According to Stephanie Shern, Ernst & Young's global director of retail and consumer products, the number-one reason consumers went to traditional sites was "merchandise selection" from familiar brands.

"Ernst & Young believes that to win in online retailing, companies must excel in meeting or exceeding customer expectations and improving relationships through world-class operations and merchandising," said Shern. "We see the e-winners as those companies who are implementing a multi-channel strategy so consumers see a consistent and integrated brand at the corner store or the online mall."

Ironically, in the dotcom shakeout that has occurred since spring last year, key executives with dotcom experience are now being hired back into the Old Economy. In the biggest move of its kind - and one that would chill the bones of many of those working in start-ups and marketplaces - Joseph Galli quit VerticalNet, which owns and operates business-to-business exchanges to join Newell Rubbermaid, a maker of consumer products.

Galli, who once upon a time was president of Black and Decker's tool business, quit to become number two at Amazon behind Jeff Bezos.

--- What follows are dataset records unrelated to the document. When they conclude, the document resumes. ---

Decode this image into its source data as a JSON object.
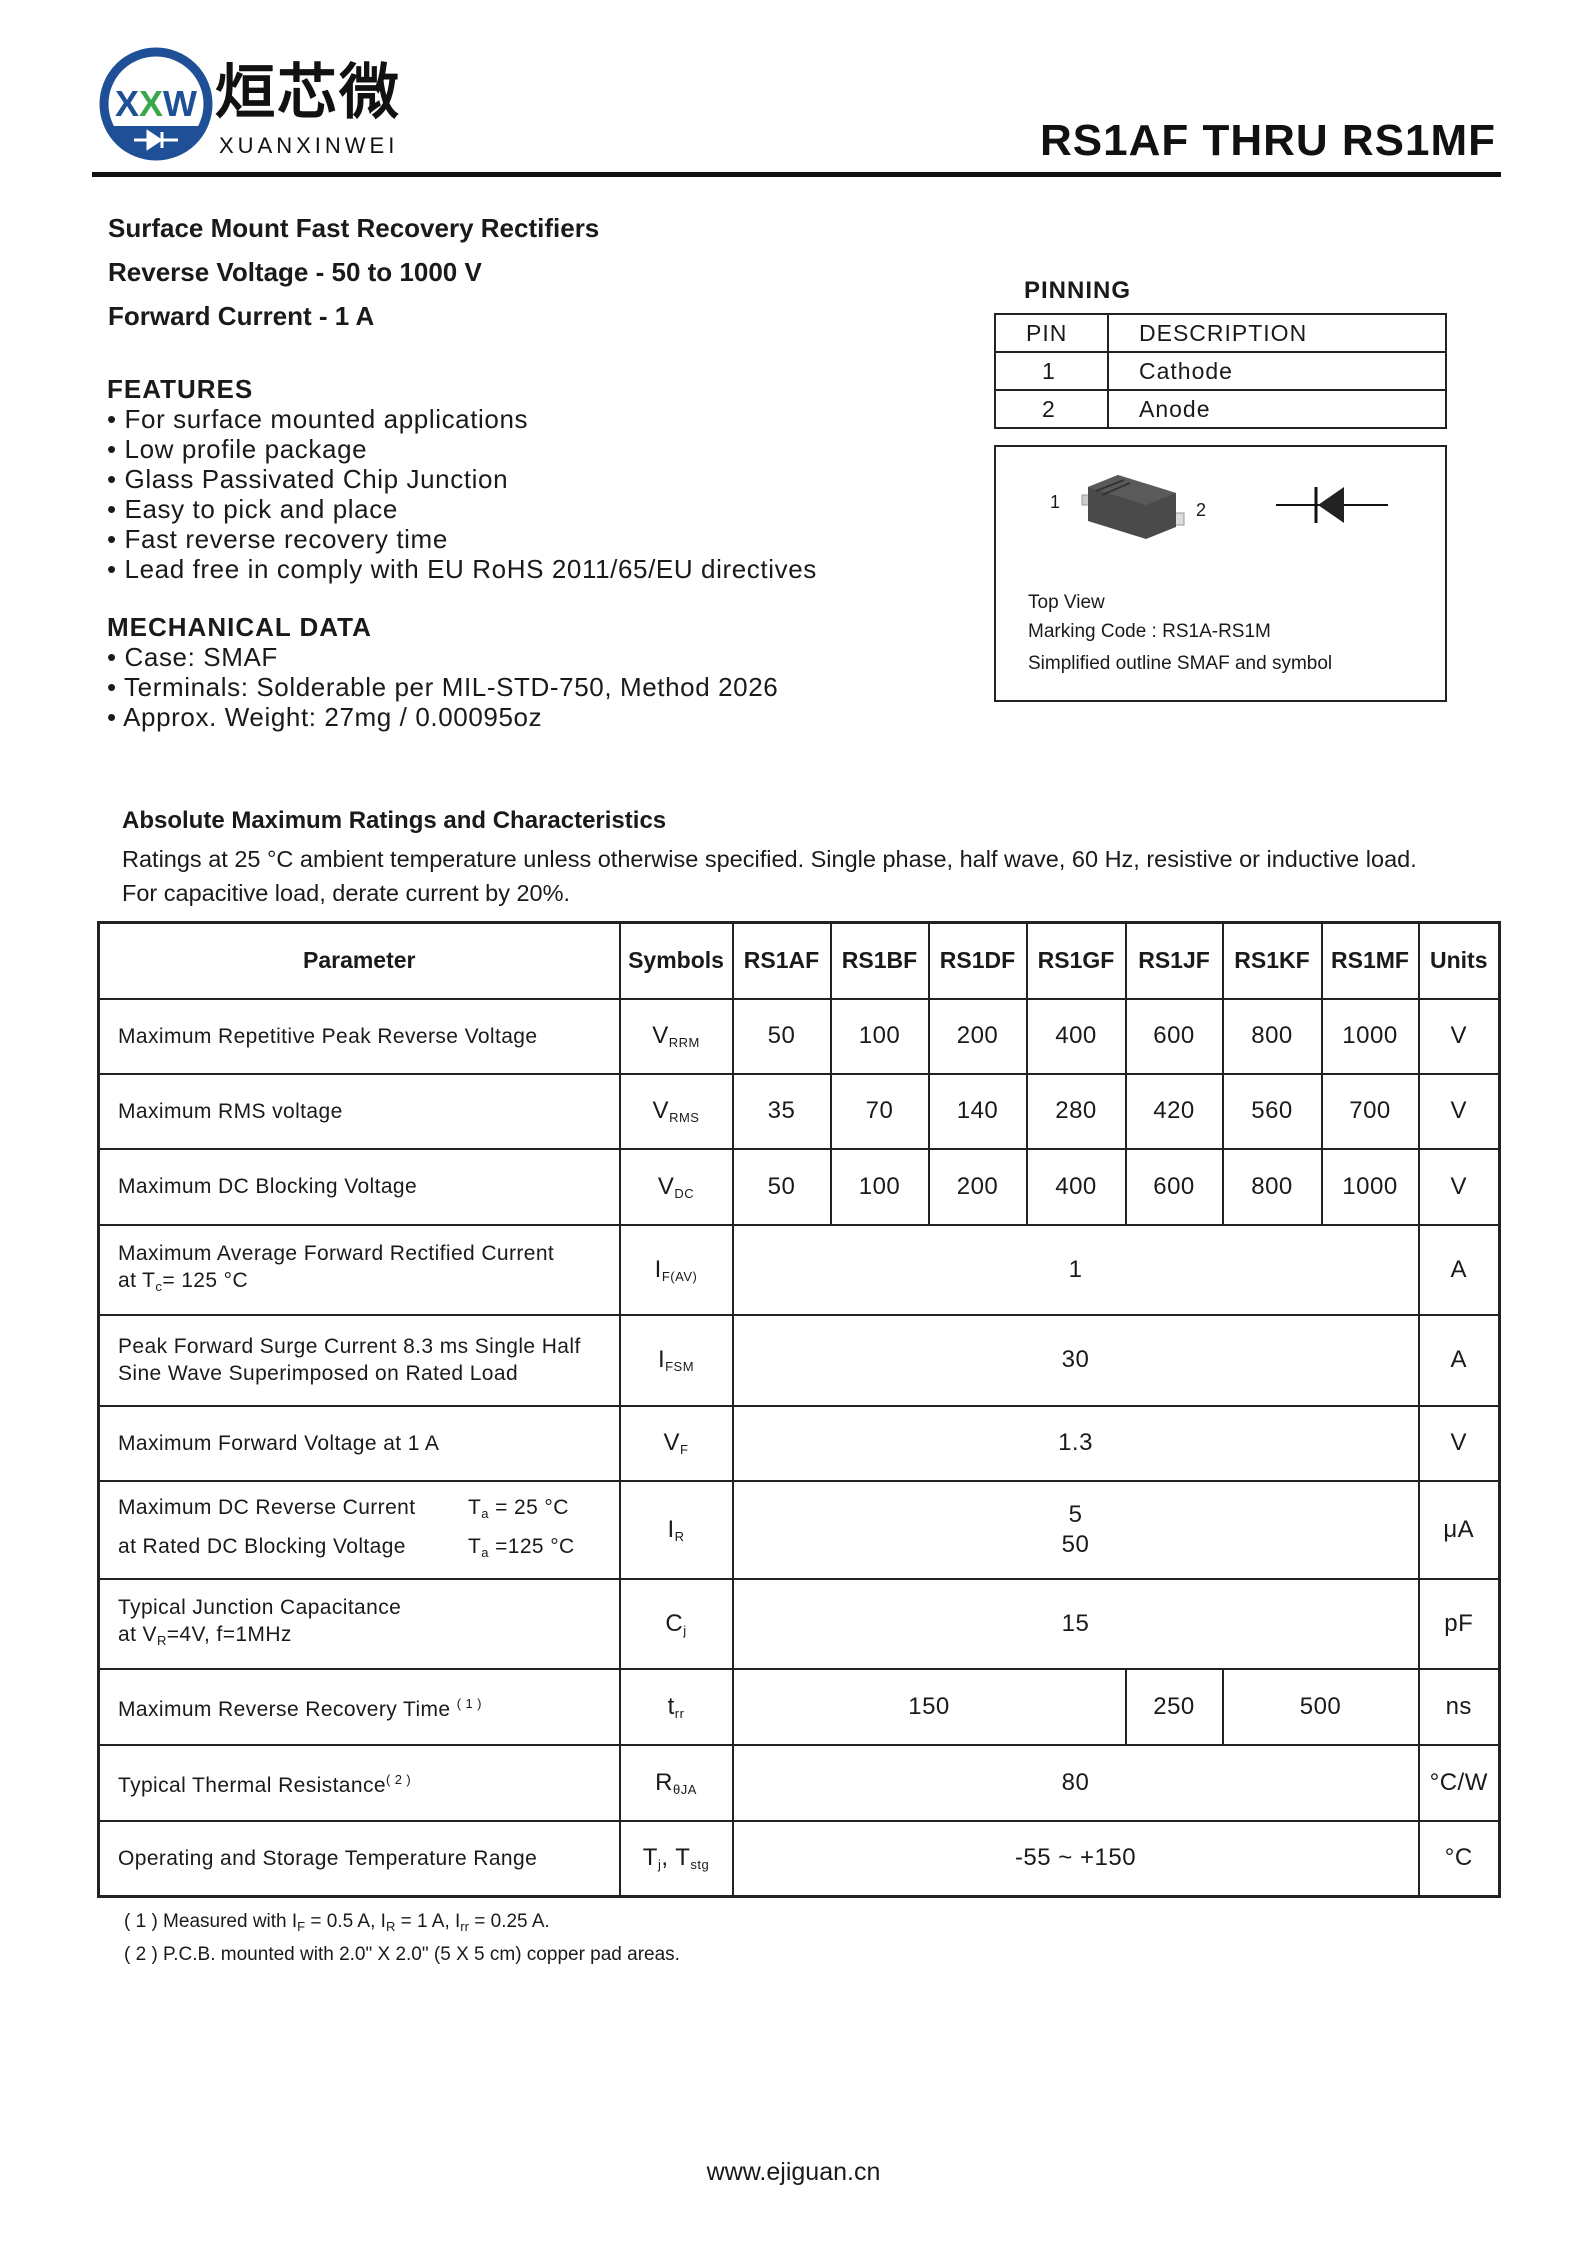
{
  "header": {
    "logo_text": "XXW",
    "brand_cn": "烜芯微",
    "brand_en": "XUANXINWEI",
    "title": "RS1AF  THRU  RS1MF",
    "logo_colors": {
      "blue": "#1f4f97",
      "green": "#3aa84a"
    }
  },
  "intro": [
    "Surface Mount Fast Recovery Rectifiers",
    "Reverse Voltage - 50 to 1000 V",
    "Forward Current - 1 A"
  ],
  "features": {
    "title": "FEATURES",
    "items": [
      "• For surface mounted applications",
      "• Low profile package",
      "• Glass Passivated Chip Junction",
      "• Easy to pick and place",
      "• Fast reverse recovery time",
      "• Lead free in comply with EU RoHS 2011/65/EU directives"
    ]
  },
  "mechanical": {
    "title": "MECHANICAL DATA",
    "items": [
      "• Case: SMAF",
      "• Terminals: Solderable per MIL-STD-750, Method 2026",
      "• Approx. Weight:  27mg / 0.00095oz"
    ]
  },
  "pinning": {
    "title": "PINNING",
    "headers": [
      "PIN",
      "DESCRIPTION"
    ],
    "rows": [
      [
        "1",
        "Cathode"
      ],
      [
        "2",
        "Anode"
      ]
    ]
  },
  "package": {
    "pin1": "1",
    "pin2": "2",
    "top_view": "Top View",
    "marking": "Marking Code :  RS1A-RS1M",
    "caption": "Simplified outline SMAF and symbol"
  },
  "ratings": {
    "title": "Absolute Maximum Ratings and Characteristics",
    "note1": "Ratings at 25 °C ambient temperature unless otherwise specified. Single phase, half wave, 60 Hz, resistive or inductive load.",
    "note2": "For capacitive load, derate current by 20%."
  },
  "table": {
    "headers": [
      "Parameter",
      "Symbols",
      "RS1AF",
      "RS1BF",
      "RS1DF",
      "RS1GF",
      "RS1JF",
      "RS1KF",
      "RS1MF",
      "Units"
    ],
    "rows": [
      {
        "param": "Maximum Repetitive Peak Reverse Voltage",
        "sym": "V",
        "sub": "RRM",
        "values": [
          "50",
          "100",
          "200",
          "400",
          "600",
          "800",
          "1000"
        ],
        "unit": "V"
      },
      {
        "param": "Maximum RMS voltage",
        "sym": "V",
        "sub": "RMS",
        "values": [
          "35",
          "70",
          "140",
          "280",
          "420",
          "560",
          "700"
        ],
        "unit": "V"
      },
      {
        "param": "Maximum DC Blocking Voltage",
        "sym": "V",
        "sub": "DC",
        "values": [
          "50",
          "100",
          "200",
          "400",
          "600",
          "800",
          "1000"
        ],
        "unit": "V"
      },
      {
        "param": "Maximum Average Forward Rectified Current",
        "param2": "at T",
        "param2_sub": "c",
        "param2_end": "= 125 °C",
        "sym": "I",
        "sub": "F(AV)",
        "value": "1",
        "unit": "A"
      },
      {
        "param": "Peak Forward Surge Current 8.3 ms Single Half",
        "param2": "Sine Wave Superimposed on Rated Load",
        "sym": "I",
        "sub": "FSM",
        "value": "30",
        "unit": "A"
      },
      {
        "param": "Maximum  Forward Voltage at 1 A",
        "sym": "V",
        "sub": "F",
        "value": "1.3",
        "unit": "V"
      },
      {
        "param": "Maximum DC Reverse Current",
        "param2": "at Rated DC Blocking Voltage",
        "cond1": "T",
        "cond1_sub": "a",
        "cond1_end": " = 25 °C",
        "cond2": "T",
        "cond2_sub": "a",
        "cond2_end": " =125 °C",
        "sym": "I",
        "sub": "R",
        "value": "5",
        "value2": "50",
        "unit": "μA"
      },
      {
        "param": "Typical Junction Capacitance",
        "param2": "at V",
        "param2_sub": "R",
        "param2_end": "=4V, f=1MHz",
        "sym": "C",
        "sub": "j",
        "value": "15",
        "unit": "pF"
      },
      {
        "param": "Maximum Reverse Recovery Time",
        "note": "( 1 )",
        "sym": "t",
        "sub": "rr",
        "values": [
          "150",
          "250",
          "500"
        ],
        "unit": "ns"
      },
      {
        "param": "Typical Thermal Resistance",
        "note": "( 2 )",
        "sym": "R",
        "sub": "θJA",
        "value": "80",
        "unit": "°C/W"
      },
      {
        "param": "Operating and Storage Temperature Range",
        "sym": "T",
        "sub": "j",
        "sym2": ", T",
        "sub2": "stg",
        "value": "-55 ~ +150",
        "unit": "°C"
      }
    ]
  },
  "footnotes": {
    "f1": {
      "a": "( 1 ) Measured with I",
      "a_sub": "F",
      "b": " = 0.5 A, I",
      "b_sub": "R",
      "c": " = 1 A, I",
      "c_sub": "rr",
      "d": " = 0.25 A."
    },
    "f2": "( 2 ) P.C.B. mounted with 2.0\" X 2.0\" (5 X 5 cm) copper pad areas."
  },
  "footer": {
    "url": "www.ejiguan.cn"
  }
}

Then he left to become the president and chief executive of VerticalNet. Now, he's gone back to the Old Economy, in a stunning vote of no confidence in where the New Economy - apart from that now taking place in 'clicks and mortars' - is now headed. If ever there was a case of leaving the sinking ship that is the dotcom New Economy, this was it.

New economy departure

His hasty departure from the New Economy did not impress some. One US analyst commented icily, "The sinking of a large ocean-going vessel tends to split crew members into two groups. Crew members in the first group work feverishly to maintain order, assess damage, make repairs and, if unsuccessful, salvage whatever possible.

Those in the second group make sure to use their insider's early warning to be among the first to grab the life raft. Joe Galli has proved to be a crew member of the second variety," he said.

Though the e-business picture has a habit of tuning itself upside down every few months, it seems that any company that is going to be a success is more likely to be a traditional one.